Brown and Cameron may have made the right call in avoiding ganging up on Clegg

Analysis: Ignoring Clegg might pay off

Analysis: Ignoring Clegg might pay off

Despite the polling upheavals of the last week, Gordon Brown and David Cameron’s determination to tackle each other fatally compromised any expected demolition of Nick Clegg during the second televised leaders’ debate.

By Alex Stevenson

As anticipated, the Liberal Democrat leader was attacked by his Conservative and Labour counterparts on his opposition to a like-for-like replacement of Britain’s Trident nuclear deterrent.

Brown also laid into Clegg for being “anti-American”, while Cameron described Lib Dem proposals for a straight in-out referendum on Britain’s membership of the European Union as a “con”.

But these attacks aside, and despite the essential and unprecedented parity between the three parties in recent polls, the prime minister and leader of the opposition focused on undermining each other’s policies rather than confronting the growing Lib Dem threat.

Cameron said Labour was trying to “frighten you” into backing the Conservatives. Brown said the recovery was “put at risk by Conservative policies”.

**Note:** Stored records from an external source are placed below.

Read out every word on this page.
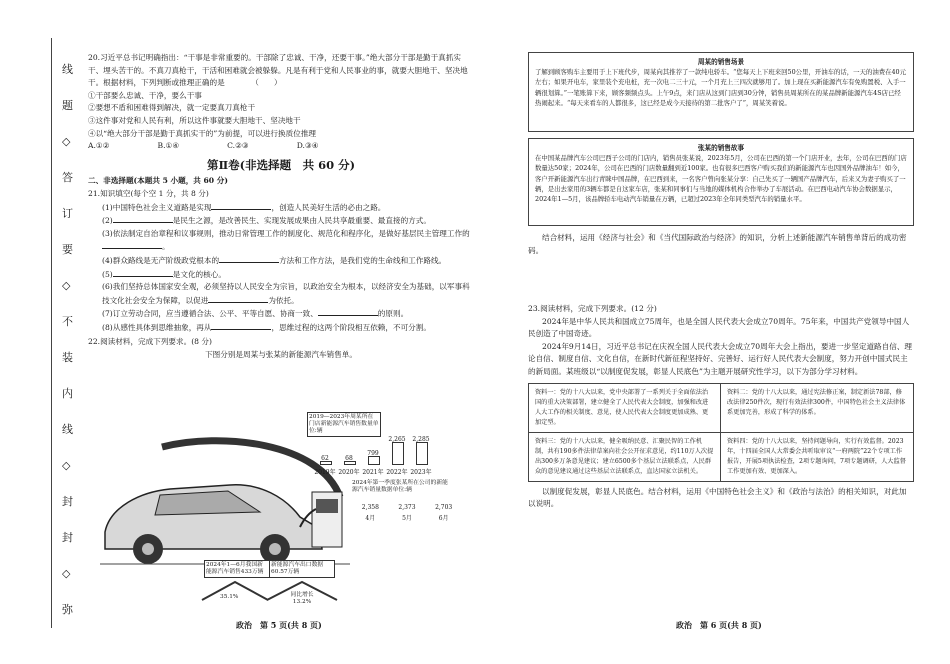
线
题
◇
答
订
要
◇
不
装
内
线
◇
封
封
◇
弥

20.习近平总书记明确指出：“干事是非常重要的。干部除了忠诚、干净，还要干事。”绝大部分干部是勤于真抓实干、埋头苦干的。不真刀真枪干，干活和困难就会被躲躲。凡是有利于党和人民事业的事，就要大胆地干、坚决地干。根据材料，下列判断或推理正确的是　　　　（　　）

①干部要么忠诚、干净，要么干事

②要想不盾和困难得到解决，就一定要真刀真枪干

③这件事对党和人民有利，所以这件事就要大胆地干、坚决地干

④以“绝大部分干部是勤于真抓实干的”为前提，可以进行换质位推理

A.①②	B.①④	C.②③	D.③④
第Ⅱ卷(非选择题　共 60 分)

二、非选择题(本题共 5 小题，共 60 分)

21.知识填空(每个空 1 分，共 8 分)

(1)中国特色社会主义道路是实现	，创造人民美好生活的必由之路。

(2)	是民生之源，是改善民生、实现发展成果由人民共享最重要、最直接的方式。

(3)依法制定自治章程和议事规则，推动日常管理工作的制度化、规范化和程序化，是做好基层民主管理工作的。

(4)群众路线是无产阶级政党根本的	方法和工作方法，是我们党的生命线和工作路线。

(5)	是文化的核心。

(6)我们坚持总体国家安全观，必须坚持以人民安全为宗旨，以政治安全为根本，以经济安全为基础，以军事科技文化社会安全为保障，以促进	为依托。

(7)订立劳动合同，应当遵循合法、公平、平等自愿、协商一致、	的原则。

(8)从感性具体到思维抽象，再从	，思维过程的这两个阶段相互依赖，不可分割。

22.阅读材料，完成下列要求。(8 分)

下图分别是周某与张某的新能源汽车销售单。

2019—2023年周某所在门店新能源汽车销售数量单位:辆
62	68
799
2,265	2,285
2019年 2020年 2021年 2022年 2023年
2024年第一季度张某所在公司的新能源汽车销量数据单位:辆
2,358
4月
2,373
5月
2,703
6月
2024年1—6月我国新能源汽车销售433万辆
35.1%
新能源汽车出口数据 60.57万辆
同比增长 13.2%
周某的销售场景

了解到顾客购车主要用于上下班代步，周某向其推荐了一款纯电轿车。“您每天上下班来回50公里，开油车的话，一天的油费在40元左右；如果开电车，家里装个充电桩，充一次电二三十元，一个月充上三四次就够用了。加上现在买新能源汽车有免购置税、入手一辆很划算。”一笔账算下来，顾客频频点头。上午9点，来门店从这到门店到30分钟，销售员周某所在的某品牌新能源汽车4S店已经热闹起来。“每天来看车的人都很多，这已经是成今天接待的第二批客户了”，周某笑着说。

张某的销售故事

在中国某品牌汽车公司巴西子公司的门店内，销售员张某说，2023年5月，公司在巴西的第一个门店开业，去年，公司在巴西的门店数量达50家；2024年，公司在巴西的门店数量翻到近100家。也有很多巴西客户购买我们的新能源汽车也因国外品牌油车！如今，客户开新能源汽车出行青睐中国品牌，在巴西到来，一名客户曾向张某分享：自己先买了一辆国产品牌汽车，后来又为妻子购买了一辆，是出去家用的3辆车都是自这家车店，张某和同事们与当地的媒体机构合作举办了车展活动。在巴西电动汽车协会数据显示，2024年1—5月，该品牌轿车电动汽车销量在万辆，已超过2023年全年同类型汽车的销量水平。

结合材料，运用《经济与社会》和《当代国际政治与经济》的知识，分析上述新能源汽车销售单背后的成功密码。

23.阅读材料，完成下列要求。(12 分)

2024年是中华人民共和国成立75周年，也是全国人民代表大会成立70周年。75年来，中国共产党领导中国人民创造了中国奇迹。

2024年9月14日，习近平总书记在庆祝全国人民代表大会成立70周年大会上指出，要进一步坚定道路自信、理论自信、制度自信、文化自信，在新时代新征程坚持好、完善好、运行好人民代表大会制度，努力开创中国式民主的新局面。某班级以“以制度促发展，彰显人民底色”为主题开展研究性学习，以下为部分学习材料。

资料一：党的十八大以来，党中央部署了一系列关于全面依法治国的重大决策部署，建立健全了人民代表大会制度，加强和改进人大工作的相关制度、意见，使人民代表大会制度更加成熟、更加定型。
资料二：党的十八大以来，通过宪法修正案，制定新法78部，修改法律250件次，现行有效法律300件，中国特色社会主义法律体系更加完善，形成了科学的体系。
资料三：党的十八大以来，健全吸纳民意、汇聚民智的工作机制，共有190多件法律草案向社会公开征求意见，约110万人次提出300多万条意见建议；建立6500多个基层立法联系点，人民群众的意见建议通过这些基层立法联系点，直达国家立法机关。
资料四：党的十八大以来，坚持问题导向，实行有效监督。2023年，十四届全国人大常委会共听取审议“一府两院”22个专项工作报告，开展5项执法检查，2项专题询问，7项专题调研，人大监督工作更加有效、更加深入。

以制度促发展，彰显人民底色。结合材料，运用《中国特色社会主义》和《政治与法治》的相关知识，对此加以说明。

政治　第 5 页(共 8 页)	政治　第 6 页(共 8 页)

Both men may have been justified in refusing to change their overall approach, despite the apparently campaign-changing developments of the last week.

While Cameron’s best section was his “very, very angry” outburst against Labour “lies” over alleged Tory plans to cut measures helping elderly people, the prime minister was at his most prime ministerial when he unconsciously adopted the No 10 mindset. On Europe, for example, he blurted out: “I need to work with these other countries.”

Brown and Cameron were at their most united not in ganging up on Clegg, as many pundits had predicted, but during the section on a hung parliament.

Despite prompts from the moderator, both men emphasised the “fundamental disagreement” which existed between Labour and the Conservatives on how to deal with the deficit in the next 12 months. The issue dominated the first week of the campaign and has rumbled along, unresolved, ever since.

It was this fixation with each other’s policies that led to their biggest error. For while they used their ‘free debate’ time to target each other, Clegg was slowly accumulating a series of statements designed to quell the fears about a hung parliament raised in the last seven days.

“The world won’t end. We’ll talk to each other to provide the good government, the sound government, that you deserve,” he said.

“You deserve a government where we put your interests first and don’t allow everything, constantly, to be hijacked by political pointscoring.”

Earlier the most striking section of the debate followed a question about restoring faith in politics and politicians. Clegg, again directly addressing the British people by looking into the camera (this time copied by Cameron, but not Brown), delivered an impassioned appeal to those who appeared to be wavering in his favour. “Get stuck in!” he urged the disaffected. “It’s your country, it’s your future, assert your right to vote, to shape your own future.”

As last week, placing the Lib Dem leader on a podium next to his two main counterparts has given him a huge boost. Cameron and Brown expended so much energy attacking each other they were simply less effective in confronting Clegg, with the result he has still gained the most from tonight.

On one level, the sheer effrontery of Brown and Cameron’s decision to go for each other is breathtaking. On the other, as this morning’s headlines show, perhaps they have realised something we haven’t: intense press attention on the Lib Dems is doing a much better job of undermining Clegg than any of their efforts in tonight’s short 90-minute exchange. By that measure, all three leaders will have reason to be pleased by their performances.